What started as a simple optical electrostatic setup has evolved over the decades into increasingly advanced systems:
- Color cameras and line-scan cameras replaced simple sensors, enabling the detection of much subtler color and texture differences.
- Near Infrared (NIR) technology allowed machines to “look” under the surface of the product to detect moisture, chemical composition, or damage invisible to the naked eye.
- Hyperspectral cameras expanded the detection range to dozens or even hundreds of light bands simultaneously.
- Maglev ejectors – beyond cameras, the ejection itself matters. Modern air systems precisely remove defective particles from the stream without wasting good material.
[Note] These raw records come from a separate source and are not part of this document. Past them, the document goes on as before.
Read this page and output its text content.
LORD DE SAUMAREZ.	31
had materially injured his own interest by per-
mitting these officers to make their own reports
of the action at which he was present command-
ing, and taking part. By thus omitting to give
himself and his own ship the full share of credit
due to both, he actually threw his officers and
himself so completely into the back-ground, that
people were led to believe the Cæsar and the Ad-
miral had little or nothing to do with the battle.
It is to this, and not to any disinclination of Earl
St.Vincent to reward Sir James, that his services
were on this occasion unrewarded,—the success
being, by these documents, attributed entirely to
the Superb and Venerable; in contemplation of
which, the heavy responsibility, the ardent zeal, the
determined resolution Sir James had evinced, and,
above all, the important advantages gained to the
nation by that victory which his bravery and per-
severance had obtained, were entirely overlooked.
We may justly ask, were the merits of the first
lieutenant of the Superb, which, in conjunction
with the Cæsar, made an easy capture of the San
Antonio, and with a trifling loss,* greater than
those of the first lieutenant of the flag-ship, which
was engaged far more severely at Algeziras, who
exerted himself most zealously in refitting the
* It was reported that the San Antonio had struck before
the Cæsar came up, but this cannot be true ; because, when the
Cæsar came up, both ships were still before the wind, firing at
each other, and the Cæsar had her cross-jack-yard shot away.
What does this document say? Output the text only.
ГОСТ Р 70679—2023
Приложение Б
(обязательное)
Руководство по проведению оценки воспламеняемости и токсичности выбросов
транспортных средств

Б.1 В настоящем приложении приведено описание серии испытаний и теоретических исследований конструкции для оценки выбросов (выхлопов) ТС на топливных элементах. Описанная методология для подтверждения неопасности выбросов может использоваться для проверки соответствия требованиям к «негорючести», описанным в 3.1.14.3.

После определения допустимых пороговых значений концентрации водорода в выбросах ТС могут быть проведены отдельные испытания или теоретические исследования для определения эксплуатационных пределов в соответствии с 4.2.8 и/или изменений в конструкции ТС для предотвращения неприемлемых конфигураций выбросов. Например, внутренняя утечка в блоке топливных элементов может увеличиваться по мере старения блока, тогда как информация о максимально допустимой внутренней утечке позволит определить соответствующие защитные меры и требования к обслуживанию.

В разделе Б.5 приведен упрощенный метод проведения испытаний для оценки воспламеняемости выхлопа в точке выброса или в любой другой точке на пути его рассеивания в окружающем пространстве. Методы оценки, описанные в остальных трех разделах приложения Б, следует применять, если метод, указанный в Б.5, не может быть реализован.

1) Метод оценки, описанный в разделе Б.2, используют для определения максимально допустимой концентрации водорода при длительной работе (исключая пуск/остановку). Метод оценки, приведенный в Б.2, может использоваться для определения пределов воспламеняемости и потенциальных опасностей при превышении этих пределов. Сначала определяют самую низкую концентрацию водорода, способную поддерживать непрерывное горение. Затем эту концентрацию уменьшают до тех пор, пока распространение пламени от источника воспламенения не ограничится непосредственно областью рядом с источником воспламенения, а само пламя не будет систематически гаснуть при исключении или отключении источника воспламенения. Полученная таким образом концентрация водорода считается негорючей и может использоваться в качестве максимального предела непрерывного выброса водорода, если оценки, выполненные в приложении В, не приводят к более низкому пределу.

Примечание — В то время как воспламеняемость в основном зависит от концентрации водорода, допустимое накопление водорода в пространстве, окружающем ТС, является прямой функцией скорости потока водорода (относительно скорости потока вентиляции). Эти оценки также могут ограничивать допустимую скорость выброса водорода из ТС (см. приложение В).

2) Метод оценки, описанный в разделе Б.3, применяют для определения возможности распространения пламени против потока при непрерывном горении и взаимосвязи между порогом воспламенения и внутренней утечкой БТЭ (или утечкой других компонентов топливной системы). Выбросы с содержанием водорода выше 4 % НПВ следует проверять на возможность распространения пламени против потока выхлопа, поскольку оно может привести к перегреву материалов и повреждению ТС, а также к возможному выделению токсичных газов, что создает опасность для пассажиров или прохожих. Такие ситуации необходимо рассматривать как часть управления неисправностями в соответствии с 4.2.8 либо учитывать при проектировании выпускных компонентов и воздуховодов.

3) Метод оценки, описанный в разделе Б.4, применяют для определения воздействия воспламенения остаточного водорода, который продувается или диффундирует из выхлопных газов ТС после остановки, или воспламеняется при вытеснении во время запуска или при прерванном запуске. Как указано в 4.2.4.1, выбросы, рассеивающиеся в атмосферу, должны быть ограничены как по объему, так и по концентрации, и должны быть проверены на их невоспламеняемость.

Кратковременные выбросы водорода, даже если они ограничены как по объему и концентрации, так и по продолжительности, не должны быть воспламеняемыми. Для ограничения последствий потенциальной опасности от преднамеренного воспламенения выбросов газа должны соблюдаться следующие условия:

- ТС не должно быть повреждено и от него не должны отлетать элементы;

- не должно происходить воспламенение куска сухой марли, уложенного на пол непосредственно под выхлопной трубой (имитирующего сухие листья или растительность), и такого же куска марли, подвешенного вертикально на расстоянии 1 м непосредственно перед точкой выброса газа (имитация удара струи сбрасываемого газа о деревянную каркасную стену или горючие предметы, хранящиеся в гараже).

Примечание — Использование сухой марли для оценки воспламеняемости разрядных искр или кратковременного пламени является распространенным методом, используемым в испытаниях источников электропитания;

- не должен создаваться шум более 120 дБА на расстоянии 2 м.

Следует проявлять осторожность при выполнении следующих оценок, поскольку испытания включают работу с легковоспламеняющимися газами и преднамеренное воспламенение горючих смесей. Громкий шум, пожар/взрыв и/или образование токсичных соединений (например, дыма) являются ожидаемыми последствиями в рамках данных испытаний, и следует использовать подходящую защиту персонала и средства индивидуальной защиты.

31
- Artificial Intelligence and Deep Learning technology, present in the latest generations of sorters, allow the machine to independently “learn” to recognize new types of defects based on thousands of analyzed images, without the need for manual programming of every parameter.
Summary
The history of sorting is, in essence, the history of gradually transferring one human skill to machines: first strength and endurance, then sight, and today, the ability to learn and make decisions. From a single worker sifting grain by hand, through mechanical sieves, photocells, and cameras, to systems utilizing artificial intelligence and precision air ejectors. Every stage of this journey answered the same question: how to distinguish good from defective faster, more accurately, and on a larger scale. What began as a purely human task has today become one of the most technologically advanced fields of industrial automation.